Der Tod eines Bullen

Erich Mertes, Kolverath

 

Die nachstehende Erzählung beruht auf einer wahren Begebenheit. Sie hat den Verfasser so bewegt, daß er seitdem kein Fleisch mehr ißt. Es geschah vor Weihnachten 83. Ein Viehtransport wurde zusammengestellt. Aus den umliegenden Dörfern der Bezirkshauptstadt brachten die Bauern ihre Kälber, Rinder, Kühe, Ochsen zur Verladestation. Ein routinemäßiger Vorgang für die Bauern und Metzger. - Ein einmaliges Erlebnis für die Betroffenen. Unter ihnen befand sich auch unser Brauner, der Bulle. Wir nennen ihn einfach Adol. Adol war beim Bauern aufgewachsen. Er war gelehrig und klug, deswegen hatte man ihn mit Aufgaben betraut, für die mancher Hornochse zu dumm war. Es war ihm gutgegangen, er liebte den Stall, die saftigen Wiesen im Sommer, und er liebte seine Kühe, seine Söhne, seine Töchter.

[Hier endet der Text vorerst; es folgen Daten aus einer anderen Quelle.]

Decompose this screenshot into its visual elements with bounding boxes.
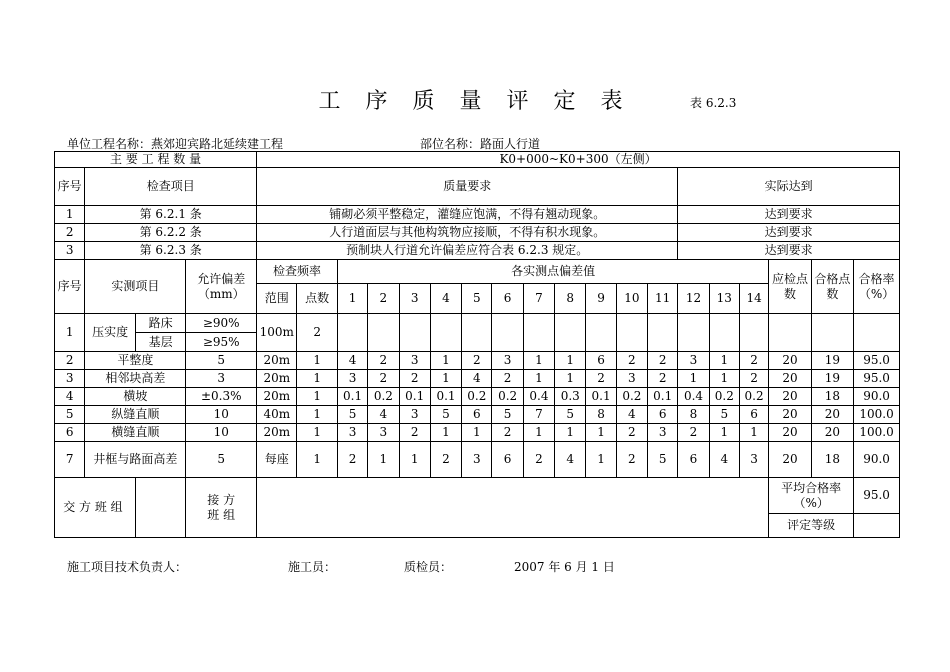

Alles, was er tat, hatte ihm der Bauer vorgegeben. Deshalb mochte er auch den Bauern, er hatte Vertrauen zu ihm. Der Bauer war sein Freund, auf ihn konnte er sich verlassen. Daher zauderte Adol auch nicht, als sein Bauer ihn zum Bahnhof führte. Willig folgte er ihm zur Verladerampe. Selbst unterwegs und beim Ausladen im großen Hof hatte er keinerlei Bedenken und beruhigte seine Gefährten durch sein Verhalten. Er hoffte, im großen Sammelhof seinen Bauern wiederzufinden. Aber der war nirgends zu sehen.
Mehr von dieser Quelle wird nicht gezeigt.